Алексей Ставницер. Начало. Восхождение. Вершина - страница 20
Мама довоенная – это детдом, археологический музей, где запомнились мумия, эскимо на палочке и тому подобное в неисчислимом множестве. Главное чувство тех времен – ощущение надежности, когда она держит тебя на руках.
1942-й, Сызрань. Мама несет меня через речку Сызранку, по льду бегут ручейки, скрываясь в желтых промоинах, сверкает солнце, мама ставит меня на лед: «Дальше ножками, а то тяжело, нас же трое – ты, я и «свинка»». «Свинка» – это у меня тяжелый пузырь под подбородком, и движемся мы в больницу на операцию. Сейчас понятно, что ей нужно было сказать – «нас же четверо» – ведь Алеша уже был на полпути к этой прорве между синим небом и рыжим льдом.
Потом лето, потом много этих наполненных доверием к могуществу матери Времен. Так велико было ее внимание и терпение, что годами «ма-а-ма…» – зачитать потрясший кусок книжки, подбегаешь: «Ма-а, есть что-нибудь поесть?»
Осенью того же года мама и Адя (Рада) пришли с толстым пакетом, я пошел за ними – что бы это могло быть? Пакет развернули, тонкий писк, и что-то сине-розовое, запах еще странный. Мама стала расстегивать кофту, Адя тычком выставила меня за дверь, и я на время забыл о «его» существовании. А он начал свой бег – пока еще в разные стороны одновременно, а потом – дороги-дорожищи, шоссе и тропы, леса и горы, ущелья и море, камнепад и ласки…
Интересно, откуда вообще у женщин той поры и у Шуры Гуранской, в частности, были силы обрабатывать пространство семьи в ту пору, когда вокруг только враждебные человеку времена и обстоятельства. Шить, стирать, готовить, убирать, стоять в очередях за едой и снова, снова все то же изо дня в день. Может, готовность к добровольной «каторге» была в крови их поколения? А может, и не «каторга» вовсе – эта полная трудом кропотливая жизнь день за днем? Может, это даже интересно, особенно когда считаешь все неодушевленное живым, т. е. все – живое. Например, печке: «Ну, что ты, мерзавка, не разгораешься?..» Или: «Кошка, слезь со стола…»
А еще она с утра до ночи пела песни – польские, русские, украинские, революционные, – читала стихи и молитвы (возможно, с тайной мыслью: а ну, детишки, кто клюнет?..). Один клюнул, это точно.
«Благодарю тебя, пане Боже, что живым проснулся после этой ночи, в то время как тысячи людей в эту ночь умерли…»
Любимые мамины песни необыкновенно грустны. «Как я любила Джемми, мой милый, любимый…», «Спи, моя радость, усни…», «Мой Лизочек так уж мал…» Революционная: «Мы сами копали могилу себе…»
Мамины предсказания всегда сбывались. Сказала мне, как-то заснувшему в постели с сигаретой: «Однажды проснешься в темень, вонь и скрежет зубовный». Сбылось ведь через десять лет…
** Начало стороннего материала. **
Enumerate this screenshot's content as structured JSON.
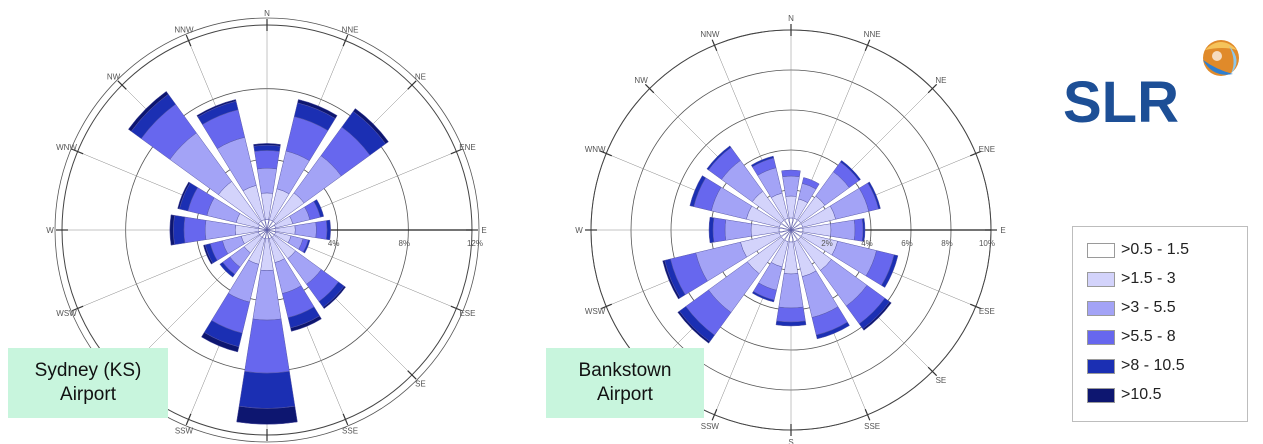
{
  "chart_data": [
    {
      "type": "wind-rose",
      "station": "Sydney (KS)\nAirport",
      "directions": [
        "N",
        "NNE",
        "NE",
        "ENE",
        "E",
        "ESE",
        "SE",
        "SSE",
        "S",
        "SSW",
        "SW",
        "WSW",
        "W",
        "WNW",
        "NW",
        "NNW"
      ],
      "ring_labels": [
        "4%",
        "8%",
        "12%"
      ],
      "speed_bins": [
        ">0.5 - 1.5",
        ">1.5 - 3",
        ">3 - 5.5",
        ">5.5 - 8",
        ">8 - 10.5",
        ">10.5"
      ],
      "max_percent": 12,
      "series": [
        {
          "direction": "N",
          "values": [
            0.6,
            1.5,
            1.4,
            1.0,
            0.3,
            0.1
          ]
        },
        {
          "direction": "NNE",
          "values": [
            0.6,
            1.8,
            2.2,
            2.0,
            0.8,
            0.2
          ]
        },
        {
          "direction": "NE",
          "values": [
            0.6,
            2.0,
            2.6,
            2.0,
            1.1,
            0.2
          ]
        },
        {
          "direction": "ENE",
          "values": [
            0.5,
            1.0,
            1.0,
            0.6,
            0.2,
            0.0
          ]
        },
        {
          "direction": "E",
          "values": [
            0.5,
            1.1,
            1.2,
            0.6,
            0.2,
            0.0
          ]
        },
        {
          "direction": "ESE",
          "values": [
            0.5,
            0.9,
            0.7,
            0.3,
            0.1,
            0.0
          ]
        },
        {
          "direction": "SE",
          "values": [
            0.5,
            1.5,
            1.8,
            1.2,
            0.4,
            0.1
          ]
        },
        {
          "direction": "SSE",
          "values": [
            0.5,
            1.4,
            1.8,
            1.4,
            0.6,
            0.2
          ]
        },
        {
          "direction": "S",
          "values": [
            0.5,
            1.8,
            2.8,
            3.0,
            2.0,
            0.9
          ]
        },
        {
          "direction": "SSW",
          "values": [
            0.5,
            1.5,
            2.2,
            1.8,
            0.8,
            0.3
          ]
        },
        {
          "direction": "SW",
          "values": [
            0.5,
            1.1,
            1.0,
            0.5,
            0.2,
            0.0
          ]
        },
        {
          "direction": "WSW",
          "values": [
            0.5,
            1.0,
            1.1,
            0.7,
            0.3,
            0.1
          ]
        },
        {
          "direction": "W",
          "values": [
            0.5,
            1.3,
            1.7,
            1.2,
            0.6,
            0.2
          ]
        },
        {
          "direction": "WNW",
          "values": [
            0.5,
            1.3,
            1.7,
            1.1,
            0.5,
            0.1
          ]
        },
        {
          "direction": "NW",
          "values": [
            0.6,
            2.8,
            3.4,
            2.0,
            0.7,
            0.2
          ]
        },
        {
          "direction": "NNW",
          "values": [
            0.6,
            2.0,
            2.8,
            1.6,
            0.5,
            0.1
          ]
        }
      ]
    },
    {
      "type": "wind-rose",
      "station": "Bankstown\nAirport",
      "directions": [
        "N",
        "NNE",
        "NE",
        "ENE",
        "E",
        "ESE",
        "SE",
        "SSE",
        "S",
        "SSW",
        "SW",
        "WSW",
        "W",
        "WNW",
        "NW",
        "NNW"
      ],
      "ring_labels": [
        "2%",
        "4%",
        "6%",
        "8%",
        "10%"
      ],
      "speed_bins": [
        ">0.5 - 1.5",
        ">1.5 - 3",
        ">3 - 5.5",
        ">5.5 - 8",
        ">8 - 10.5",
        ">10.5"
      ],
      "max_percent": 10,
      "series": [
        {
          "direction": "N",
          "values": [
            0.6,
            1.1,
            1.0,
            0.3,
            0.0,
            0.0
          ]
        },
        {
          "direction": "NNE",
          "values": [
            0.6,
            1.0,
            0.8,
            0.3,
            0.0,
            0.0
          ]
        },
        {
          "direction": "NE",
          "values": [
            0.6,
            1.5,
            1.5,
            0.6,
            0.1,
            0.0
          ]
        },
        {
          "direction": "ENE",
          "values": [
            0.6,
            1.7,
            1.7,
            0.5,
            0.1,
            0.0
          ]
        },
        {
          "direction": "E",
          "values": [
            0.6,
            1.4,
            1.2,
            0.4,
            0.1,
            0.0
          ]
        },
        {
          "direction": "ESE",
          "values": [
            0.6,
            1.8,
            2.0,
            0.9,
            0.2,
            0.0
          ]
        },
        {
          "direction": "SE",
          "values": [
            0.6,
            1.9,
            2.2,
            1.1,
            0.3,
            0.1
          ]
        },
        {
          "direction": "SSE",
          "values": [
            0.6,
            1.8,
            2.1,
            0.9,
            0.2,
            0.0
          ]
        },
        {
          "direction": "S",
          "values": [
            0.6,
            1.6,
            1.7,
            0.7,
            0.2,
            0.0
          ]
        },
        {
          "direction": "SSW",
          "values": [
            0.6,
            1.3,
            1.2,
            0.5,
            0.1,
            0.0
          ]
        },
        {
          "direction": "SW",
          "values": [
            0.6,
            2.1,
            2.4,
            1.4,
            0.4,
            0.1
          ]
        },
        {
          "direction": "WSW",
          "values": [
            0.6,
            2.0,
            2.3,
            1.3,
            0.3,
            0.1
          ]
        },
        {
          "direction": "W",
          "values": [
            0.6,
            1.4,
            1.3,
            0.6,
            0.2,
            0.0
          ]
        },
        {
          "direction": "WNW",
          "values": [
            0.6,
            1.7,
            1.8,
            0.9,
            0.2,
            0.0
          ]
        },
        {
          "direction": "NW",
          "values": [
            0.6,
            1.8,
            1.9,
            0.8,
            0.1,
            0.0
          ]
        },
        {
          "direction": "NNW",
          "values": [
            0.6,
            1.3,
            1.3,
            0.5,
            0.1,
            0.0
          ]
        }
      ]
    }
  ],
  "legend": {
    "items": [
      {
        "label": ">0.5 - 1.5",
        "color": "#ffffff"
      },
      {
        "label": ">1.5 - 3",
        "color": "#d3d3fb"
      },
      {
        "label": ">3 - 5.5",
        "color": "#a3a3f6"
      },
      {
        "label": ">5.5 - 8",
        "color": "#6767ee"
      },
      {
        "label": ">8 - 10.5",
        "color": "#1b2fb3"
      },
      {
        "label": ">10.5",
        "color": "#0d1670"
      }
    ]
  },
  "logo": {
    "text": "SLR",
    "color": "#1d4f96"
  }
}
Мама петь перестала после смерти Эрика в 1951 году осенью.
Эрик. Эрнст. Эрка
Мама звала его Эрунечка. Сильный такой, надежный старший брат. «Руки вверх!» – говорит, берет за запястья, осторожно сажает себе на плечи, потом долгое путешествие по улицам Тулы, дружеские встречи, перекочевываешь на плечи улыбчивого хулигана по кличке Курс. Их три брата: Курс, Хорек и Сёка. Тебе могут подать в эту высь пирожок или чудо-мороженое. Потом пустой парк, за ним свекольные поля, усеянные рыжими квадратами бумаги – это немецкие листовки. Набрав их полные горсти, несешь к вкусно пахнущему костерку, вокруг которого резвятся подростки. Эрка сует рыжую бумагу в огонь, а тебе протягивает дымящуюся на прутке свеколину.
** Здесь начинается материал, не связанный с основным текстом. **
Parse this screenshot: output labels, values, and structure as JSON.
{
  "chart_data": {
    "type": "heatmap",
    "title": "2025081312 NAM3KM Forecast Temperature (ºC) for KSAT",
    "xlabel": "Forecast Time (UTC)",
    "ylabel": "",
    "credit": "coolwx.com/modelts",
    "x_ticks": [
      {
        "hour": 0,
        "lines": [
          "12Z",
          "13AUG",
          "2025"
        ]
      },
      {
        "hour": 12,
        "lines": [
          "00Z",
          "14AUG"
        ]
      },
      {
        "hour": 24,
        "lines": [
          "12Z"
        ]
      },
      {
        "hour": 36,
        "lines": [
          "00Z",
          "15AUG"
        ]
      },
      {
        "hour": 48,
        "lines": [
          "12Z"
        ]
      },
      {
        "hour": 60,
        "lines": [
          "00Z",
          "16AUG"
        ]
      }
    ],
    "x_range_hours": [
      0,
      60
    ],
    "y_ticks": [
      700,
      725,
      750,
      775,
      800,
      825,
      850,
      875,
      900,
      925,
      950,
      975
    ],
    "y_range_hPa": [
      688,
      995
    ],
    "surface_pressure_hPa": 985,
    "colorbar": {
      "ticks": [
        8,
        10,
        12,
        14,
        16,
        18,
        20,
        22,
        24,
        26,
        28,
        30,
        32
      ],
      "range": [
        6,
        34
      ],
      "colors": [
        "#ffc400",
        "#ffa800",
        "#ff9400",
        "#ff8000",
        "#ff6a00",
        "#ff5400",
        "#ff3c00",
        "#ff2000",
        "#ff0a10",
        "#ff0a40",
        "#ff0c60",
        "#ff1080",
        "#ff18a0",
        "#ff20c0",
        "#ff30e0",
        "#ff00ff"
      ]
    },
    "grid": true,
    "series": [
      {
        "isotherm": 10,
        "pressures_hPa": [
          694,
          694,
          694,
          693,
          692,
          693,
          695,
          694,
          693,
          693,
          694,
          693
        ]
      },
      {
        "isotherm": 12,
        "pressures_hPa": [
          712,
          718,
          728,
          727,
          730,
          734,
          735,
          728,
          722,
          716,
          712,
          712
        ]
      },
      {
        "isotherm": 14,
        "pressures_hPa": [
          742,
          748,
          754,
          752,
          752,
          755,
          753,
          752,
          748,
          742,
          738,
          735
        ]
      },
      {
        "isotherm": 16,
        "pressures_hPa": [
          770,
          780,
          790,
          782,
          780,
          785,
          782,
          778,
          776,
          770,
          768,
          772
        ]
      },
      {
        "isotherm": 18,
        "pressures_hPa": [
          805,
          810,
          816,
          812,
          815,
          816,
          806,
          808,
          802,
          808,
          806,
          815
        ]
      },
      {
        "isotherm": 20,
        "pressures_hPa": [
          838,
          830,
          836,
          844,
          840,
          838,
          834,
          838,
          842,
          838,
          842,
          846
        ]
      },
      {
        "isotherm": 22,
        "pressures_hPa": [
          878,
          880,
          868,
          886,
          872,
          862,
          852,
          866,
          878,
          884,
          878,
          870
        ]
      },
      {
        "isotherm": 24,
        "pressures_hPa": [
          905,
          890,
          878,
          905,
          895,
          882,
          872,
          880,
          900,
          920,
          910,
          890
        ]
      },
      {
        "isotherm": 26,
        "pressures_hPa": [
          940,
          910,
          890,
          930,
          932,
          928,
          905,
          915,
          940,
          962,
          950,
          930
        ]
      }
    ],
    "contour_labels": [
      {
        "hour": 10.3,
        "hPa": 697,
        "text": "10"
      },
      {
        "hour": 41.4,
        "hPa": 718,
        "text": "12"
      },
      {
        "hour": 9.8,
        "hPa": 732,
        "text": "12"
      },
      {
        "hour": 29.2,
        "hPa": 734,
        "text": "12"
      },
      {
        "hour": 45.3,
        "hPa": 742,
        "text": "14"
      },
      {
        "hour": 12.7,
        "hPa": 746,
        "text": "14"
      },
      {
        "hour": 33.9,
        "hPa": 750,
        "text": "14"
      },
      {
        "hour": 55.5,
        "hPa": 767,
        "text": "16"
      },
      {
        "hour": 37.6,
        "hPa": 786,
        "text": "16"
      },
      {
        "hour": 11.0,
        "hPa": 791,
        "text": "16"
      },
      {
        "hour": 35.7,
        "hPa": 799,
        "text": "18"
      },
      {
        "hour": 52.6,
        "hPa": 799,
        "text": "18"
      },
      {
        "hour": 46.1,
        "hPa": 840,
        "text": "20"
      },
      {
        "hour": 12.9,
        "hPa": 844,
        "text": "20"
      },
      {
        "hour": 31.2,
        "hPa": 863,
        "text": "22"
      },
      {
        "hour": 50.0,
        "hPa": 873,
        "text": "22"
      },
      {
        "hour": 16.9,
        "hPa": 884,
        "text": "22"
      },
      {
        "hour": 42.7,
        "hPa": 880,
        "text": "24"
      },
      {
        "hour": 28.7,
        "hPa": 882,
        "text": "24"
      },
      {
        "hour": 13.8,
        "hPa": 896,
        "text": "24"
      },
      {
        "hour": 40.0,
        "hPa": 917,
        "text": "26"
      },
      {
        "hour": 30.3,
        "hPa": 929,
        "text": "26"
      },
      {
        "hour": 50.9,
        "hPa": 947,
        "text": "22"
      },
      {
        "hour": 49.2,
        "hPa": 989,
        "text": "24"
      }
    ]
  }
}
Маленький совсем Алеша движется по свеженастланному полу в каком-то странном ритме: прыжок вперед, шаг в сторону, прыжок назад, опять вперед и пробежка… Эрик смотрит на малыша и говорит: «Вылитый тушканчик». «Что это – «вылитый тушканчик»?» – спрашиваю. Эрик протягивает руку к подоконнику, берет толстый том Брема «Жизнь животных»: «Найди про братика». Нахожу. Тушканчик – симпатичный зверек, уходя от врагов, совершает сложнейшие па.
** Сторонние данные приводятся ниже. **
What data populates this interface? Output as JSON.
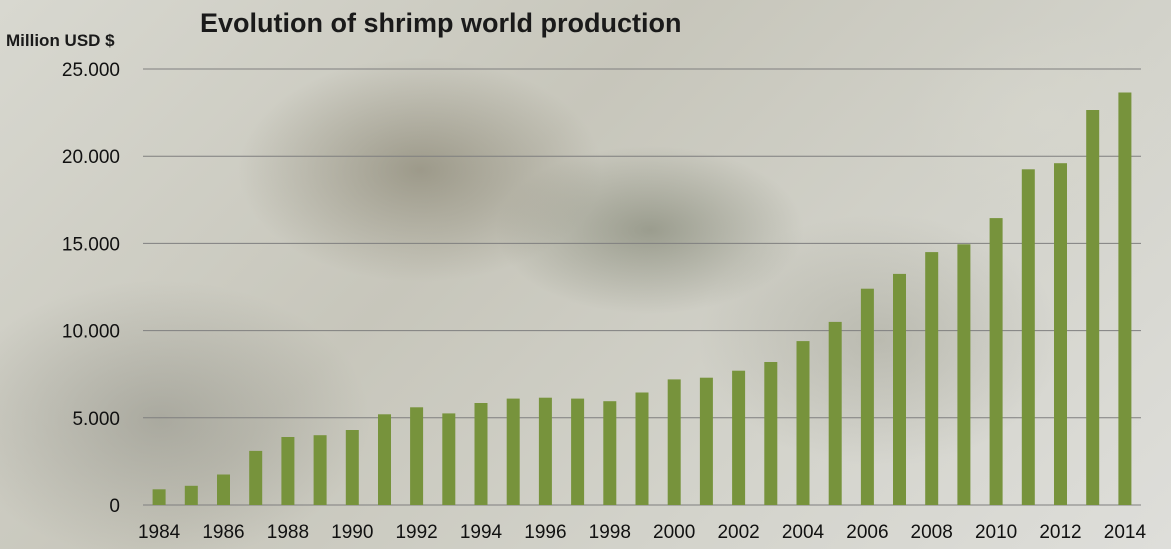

Однажды: «Шитька-виц, – что значит «по фене» Витька, – только никому: папа хочет купить поросенка, идем за желудями». Долго бродим по всему Ботаническому саду, не находим ни дубов, ни желудей, начинается осенний ливень. Через весь Пролетарский бульвар до дома, промокнув, идем не спеша. И Эрик учит меня говорить «по шицам» – одному из языков офеней-коробейников.